Wir sind viele

Der Ort des Ursprungs ist virtuell. Man muss ja auch dem Klischee der ersten Generation, die mit Internet etc. aufgewachsen ist, entsprechen. Elitär ist anders, jeder kann mitmachen und wird über Treffpunkt und Zeit informiert. Dann ist es Sonntag und die Sonne scheint wirklich und der Frühling schmeckt wie das erste Eis. Der Weg durch den Park geht vorbei an Familien auf Familienausflug, an Picknickgrüppchen und einem Rummel (hier heißt das wahrscheinlich Kirmes). Man folgt einfach der Musik, die ihren Bass ausschüttet über der Stadt, den Hügel hinauf und plötzlich ist man gestrandet auf der kleinen Insel der fröhlichen Menschen. Alle sind da. In den Bäumen hängen Diskokugeln und ein paar sind hinaufgeklettert und sitzen da wie Vögel und wippen ein bisschen. Vorne spielt die Musik, drei DJs beugen sich über ihre Macs, loopen und trinken Bier dabei.

Überhaupt die Musik: Keine Sekunde zu anstrengend, kein wütender, stampfender Beat, sondern ein weiches Fließen mit ansteigenden und retardierenden Momenten und deren Auflösung. Dann freut sich die Menge besonders, viele heben ihre Arme, werfen sie förmlich in die Luft, tanzen weiter und lassen die Arme wieder sinken, auf Hüfthöhe.

Überhaupt das Tanzen: Viel Platz hat man nicht, ist aber gar nicht schlimm, denn es ist ein ganz ruhiges Tanzen, der Körper schwingt leise mit und manchmal eben auch ein bisschen die Arme. Alle tragen Sonnenbrillen und der Satorialist würden feststellen: Neon hat diese Saison sein großes Comeback. Alle lächeln, aber nicht so ein breites Grinsen, sondern eher ein wissendes Schmunzeln. Alle haben verstanden. Gut geht es uns, scheinen sie zu sagen. Über allem liegt so ein großer Frieden, man entschuldigt sich, wenn man jemandem auf die Füße getreten ist, sowieso wenn barfüßig. Kein Ding und wieder gelächelt. Mitten in der wogenden Menge steht eine türkische Frau mit Kopftuch und braunem Wollmantel, sie schwitzt bestimmt. Sie steht da für sich allein, aber doch auch Teil des großen Ganzen und niemand findet das komisch und sie auch nicht. Es sind auch Kinder gekommen, früh für die Technoszene sozialisiert, sozusagen. Viele trinken Bier oder Mate, manche kiffen, andere nicht. Unweit sitzt ein Mann und ließt die FAZ, ein anderer hat sich seinen Krimi mitgebracht.

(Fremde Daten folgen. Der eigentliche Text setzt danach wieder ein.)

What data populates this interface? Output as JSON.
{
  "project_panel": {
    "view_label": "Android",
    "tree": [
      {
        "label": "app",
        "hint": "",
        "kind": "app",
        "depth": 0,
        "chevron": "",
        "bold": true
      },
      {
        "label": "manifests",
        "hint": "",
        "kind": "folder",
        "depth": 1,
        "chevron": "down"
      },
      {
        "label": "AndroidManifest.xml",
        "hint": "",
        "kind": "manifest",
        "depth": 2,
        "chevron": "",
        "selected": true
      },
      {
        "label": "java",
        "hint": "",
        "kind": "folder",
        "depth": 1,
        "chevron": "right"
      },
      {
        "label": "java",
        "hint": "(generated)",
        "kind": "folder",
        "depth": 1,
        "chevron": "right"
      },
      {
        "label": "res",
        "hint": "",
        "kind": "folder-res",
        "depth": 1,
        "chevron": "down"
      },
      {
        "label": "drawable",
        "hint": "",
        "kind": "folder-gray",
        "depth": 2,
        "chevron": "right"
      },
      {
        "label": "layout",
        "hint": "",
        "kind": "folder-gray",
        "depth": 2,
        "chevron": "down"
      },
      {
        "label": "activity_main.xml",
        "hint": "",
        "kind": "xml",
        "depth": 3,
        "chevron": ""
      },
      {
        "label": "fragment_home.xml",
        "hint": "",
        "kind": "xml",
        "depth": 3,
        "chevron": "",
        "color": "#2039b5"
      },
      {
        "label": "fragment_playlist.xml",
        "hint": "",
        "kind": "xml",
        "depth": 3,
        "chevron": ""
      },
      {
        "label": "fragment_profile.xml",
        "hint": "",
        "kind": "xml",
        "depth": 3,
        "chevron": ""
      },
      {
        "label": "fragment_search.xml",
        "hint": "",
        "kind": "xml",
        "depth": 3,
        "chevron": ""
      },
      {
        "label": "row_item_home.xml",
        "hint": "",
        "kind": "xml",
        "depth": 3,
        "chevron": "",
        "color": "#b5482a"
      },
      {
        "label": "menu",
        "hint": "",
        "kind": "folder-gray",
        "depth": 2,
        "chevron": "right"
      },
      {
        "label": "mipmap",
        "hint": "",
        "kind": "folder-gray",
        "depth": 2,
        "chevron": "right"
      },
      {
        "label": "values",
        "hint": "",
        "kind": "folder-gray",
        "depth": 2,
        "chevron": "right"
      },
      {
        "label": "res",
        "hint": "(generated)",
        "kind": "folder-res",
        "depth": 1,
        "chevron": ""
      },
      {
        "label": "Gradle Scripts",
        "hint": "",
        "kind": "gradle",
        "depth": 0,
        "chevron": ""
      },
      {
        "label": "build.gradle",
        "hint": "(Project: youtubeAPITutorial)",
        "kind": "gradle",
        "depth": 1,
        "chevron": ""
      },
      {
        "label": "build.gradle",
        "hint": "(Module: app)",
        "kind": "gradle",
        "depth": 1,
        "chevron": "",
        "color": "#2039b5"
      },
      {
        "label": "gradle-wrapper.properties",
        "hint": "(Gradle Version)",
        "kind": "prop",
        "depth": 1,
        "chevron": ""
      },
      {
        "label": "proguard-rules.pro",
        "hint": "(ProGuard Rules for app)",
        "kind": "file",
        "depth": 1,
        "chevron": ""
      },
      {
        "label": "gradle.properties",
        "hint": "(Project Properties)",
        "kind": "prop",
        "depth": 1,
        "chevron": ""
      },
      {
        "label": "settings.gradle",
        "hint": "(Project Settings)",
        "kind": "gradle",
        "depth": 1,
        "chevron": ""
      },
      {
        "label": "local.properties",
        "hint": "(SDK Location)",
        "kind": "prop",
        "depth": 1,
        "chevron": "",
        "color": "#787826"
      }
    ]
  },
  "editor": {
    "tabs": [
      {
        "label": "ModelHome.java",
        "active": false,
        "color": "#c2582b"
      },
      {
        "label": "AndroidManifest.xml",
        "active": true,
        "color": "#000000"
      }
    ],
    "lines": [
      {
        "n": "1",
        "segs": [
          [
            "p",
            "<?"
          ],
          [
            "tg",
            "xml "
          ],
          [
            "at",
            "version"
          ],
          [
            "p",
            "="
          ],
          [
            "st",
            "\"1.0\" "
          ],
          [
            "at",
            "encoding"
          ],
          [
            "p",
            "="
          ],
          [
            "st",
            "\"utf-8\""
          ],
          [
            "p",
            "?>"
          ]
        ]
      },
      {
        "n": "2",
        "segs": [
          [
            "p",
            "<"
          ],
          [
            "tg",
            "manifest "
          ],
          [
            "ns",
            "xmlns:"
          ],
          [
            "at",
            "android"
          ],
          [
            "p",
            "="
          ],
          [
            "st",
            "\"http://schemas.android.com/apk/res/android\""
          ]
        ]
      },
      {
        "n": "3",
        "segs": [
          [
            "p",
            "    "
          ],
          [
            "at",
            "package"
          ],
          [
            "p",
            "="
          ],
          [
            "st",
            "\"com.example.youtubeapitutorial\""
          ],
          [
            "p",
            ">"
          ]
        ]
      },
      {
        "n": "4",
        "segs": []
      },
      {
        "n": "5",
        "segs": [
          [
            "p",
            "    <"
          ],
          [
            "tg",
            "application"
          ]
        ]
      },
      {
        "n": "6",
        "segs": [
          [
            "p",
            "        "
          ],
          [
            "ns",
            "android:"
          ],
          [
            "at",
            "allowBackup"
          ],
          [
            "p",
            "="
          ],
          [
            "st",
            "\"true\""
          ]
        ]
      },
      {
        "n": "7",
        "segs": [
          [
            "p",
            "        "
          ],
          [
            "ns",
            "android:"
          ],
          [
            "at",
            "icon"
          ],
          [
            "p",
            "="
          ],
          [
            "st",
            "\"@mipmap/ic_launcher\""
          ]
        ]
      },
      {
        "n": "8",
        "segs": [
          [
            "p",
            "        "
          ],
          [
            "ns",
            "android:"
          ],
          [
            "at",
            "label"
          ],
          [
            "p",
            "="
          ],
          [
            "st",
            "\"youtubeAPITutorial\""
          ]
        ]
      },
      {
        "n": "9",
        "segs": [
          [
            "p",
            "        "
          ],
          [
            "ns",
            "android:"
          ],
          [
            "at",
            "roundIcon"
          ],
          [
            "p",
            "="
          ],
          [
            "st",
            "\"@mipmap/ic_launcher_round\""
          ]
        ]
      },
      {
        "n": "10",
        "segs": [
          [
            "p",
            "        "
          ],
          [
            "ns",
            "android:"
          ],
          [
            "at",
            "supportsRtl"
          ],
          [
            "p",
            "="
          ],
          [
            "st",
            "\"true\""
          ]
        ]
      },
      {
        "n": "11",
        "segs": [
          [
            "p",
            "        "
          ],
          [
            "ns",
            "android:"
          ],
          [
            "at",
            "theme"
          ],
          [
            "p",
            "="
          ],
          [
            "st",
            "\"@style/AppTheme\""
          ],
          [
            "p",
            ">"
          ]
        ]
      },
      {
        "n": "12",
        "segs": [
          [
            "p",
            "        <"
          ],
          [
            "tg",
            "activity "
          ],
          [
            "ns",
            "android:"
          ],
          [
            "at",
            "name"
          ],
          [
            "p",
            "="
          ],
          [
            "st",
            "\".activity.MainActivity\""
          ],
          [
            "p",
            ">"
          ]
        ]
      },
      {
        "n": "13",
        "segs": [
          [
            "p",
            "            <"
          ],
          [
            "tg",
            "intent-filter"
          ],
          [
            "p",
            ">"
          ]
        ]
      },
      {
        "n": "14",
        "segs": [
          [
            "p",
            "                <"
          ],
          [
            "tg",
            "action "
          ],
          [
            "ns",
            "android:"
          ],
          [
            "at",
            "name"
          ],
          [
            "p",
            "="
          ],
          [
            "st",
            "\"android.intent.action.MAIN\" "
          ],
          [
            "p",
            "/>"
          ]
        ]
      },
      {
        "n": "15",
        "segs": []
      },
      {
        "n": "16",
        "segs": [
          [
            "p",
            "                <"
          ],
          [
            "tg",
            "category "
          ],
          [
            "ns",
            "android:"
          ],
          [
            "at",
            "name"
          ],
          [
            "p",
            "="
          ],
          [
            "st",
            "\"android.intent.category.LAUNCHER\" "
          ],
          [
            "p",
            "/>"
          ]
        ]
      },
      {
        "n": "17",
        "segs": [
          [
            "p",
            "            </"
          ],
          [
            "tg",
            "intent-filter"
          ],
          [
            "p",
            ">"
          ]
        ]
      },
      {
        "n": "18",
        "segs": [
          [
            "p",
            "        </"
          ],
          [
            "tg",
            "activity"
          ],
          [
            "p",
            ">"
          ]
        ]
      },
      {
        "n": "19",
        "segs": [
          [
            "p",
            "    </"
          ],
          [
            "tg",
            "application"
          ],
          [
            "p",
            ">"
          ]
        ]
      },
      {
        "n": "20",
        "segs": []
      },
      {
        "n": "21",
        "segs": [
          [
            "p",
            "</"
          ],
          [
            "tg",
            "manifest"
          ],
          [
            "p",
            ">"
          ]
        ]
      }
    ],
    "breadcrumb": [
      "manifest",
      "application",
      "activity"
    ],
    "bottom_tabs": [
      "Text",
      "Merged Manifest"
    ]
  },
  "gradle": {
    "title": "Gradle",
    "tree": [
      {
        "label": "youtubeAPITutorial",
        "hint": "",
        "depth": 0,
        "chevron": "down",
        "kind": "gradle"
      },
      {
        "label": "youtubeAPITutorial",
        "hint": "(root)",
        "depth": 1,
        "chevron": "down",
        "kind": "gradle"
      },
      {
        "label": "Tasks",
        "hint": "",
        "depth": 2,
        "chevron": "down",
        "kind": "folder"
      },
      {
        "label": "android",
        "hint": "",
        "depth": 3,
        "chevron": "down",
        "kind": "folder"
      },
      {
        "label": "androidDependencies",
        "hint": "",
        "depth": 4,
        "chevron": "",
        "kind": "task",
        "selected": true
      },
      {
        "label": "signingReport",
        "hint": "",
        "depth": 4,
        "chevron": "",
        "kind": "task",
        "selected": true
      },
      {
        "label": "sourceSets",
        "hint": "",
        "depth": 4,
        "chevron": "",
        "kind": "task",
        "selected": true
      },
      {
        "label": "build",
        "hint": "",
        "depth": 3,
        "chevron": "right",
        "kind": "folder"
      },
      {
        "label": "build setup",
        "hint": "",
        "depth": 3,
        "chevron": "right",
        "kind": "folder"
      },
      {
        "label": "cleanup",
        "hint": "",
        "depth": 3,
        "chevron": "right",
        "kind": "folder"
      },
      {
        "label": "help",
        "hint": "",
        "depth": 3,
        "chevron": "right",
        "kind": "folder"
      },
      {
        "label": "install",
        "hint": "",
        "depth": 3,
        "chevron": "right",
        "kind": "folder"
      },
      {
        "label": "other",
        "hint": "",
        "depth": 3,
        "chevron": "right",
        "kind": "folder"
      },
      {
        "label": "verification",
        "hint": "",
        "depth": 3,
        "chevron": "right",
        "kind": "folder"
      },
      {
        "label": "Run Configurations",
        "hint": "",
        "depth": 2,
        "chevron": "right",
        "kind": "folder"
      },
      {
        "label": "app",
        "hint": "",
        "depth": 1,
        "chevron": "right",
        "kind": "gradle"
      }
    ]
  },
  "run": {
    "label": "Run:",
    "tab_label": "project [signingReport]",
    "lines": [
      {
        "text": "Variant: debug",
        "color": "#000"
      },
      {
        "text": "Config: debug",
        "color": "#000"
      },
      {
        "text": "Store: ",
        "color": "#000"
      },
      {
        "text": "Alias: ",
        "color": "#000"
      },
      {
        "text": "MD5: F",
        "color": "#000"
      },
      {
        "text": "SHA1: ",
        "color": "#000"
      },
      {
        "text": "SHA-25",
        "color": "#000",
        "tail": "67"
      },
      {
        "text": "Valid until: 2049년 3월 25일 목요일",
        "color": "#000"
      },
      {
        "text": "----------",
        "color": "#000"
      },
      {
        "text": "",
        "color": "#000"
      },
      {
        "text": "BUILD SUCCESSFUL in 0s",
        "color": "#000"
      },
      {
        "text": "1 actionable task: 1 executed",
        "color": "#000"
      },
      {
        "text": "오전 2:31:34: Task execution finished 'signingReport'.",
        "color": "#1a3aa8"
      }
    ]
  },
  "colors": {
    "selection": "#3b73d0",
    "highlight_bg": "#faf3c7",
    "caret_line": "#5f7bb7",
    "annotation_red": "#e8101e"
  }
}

Irgendwann steht man ganz vorne bei der Musik, aber es spielt überhaupt keine Rolle, wie nah man jetzt dran ist, ob man es vielleicht sogar schafft, den DJs über die Schulter zu schauen. Gelebte Demokratie. Jemand schmeißt Papierfetzen in die Luft und alle freuen sich darüber, wie sie wieder Richtung Boden schweben. Später Konfetti, es bleibt in den Haaren hängen und manchmal bleibt jemand stehen und pickt ein paar heraus, lächelnd.

Die Spuren am Ende: Konfetti auf dem Boden, Flyer, die schon von der nächsten Party flüstern und Flaschen, ganz viele Flaschen. Dann kommen die Flaschensammler, kleine schrumplige Wesen, und nehmen sie mit. Die Sonne geht unter, aber man spürt, das war erst der Anfang. Wir kommen wieder.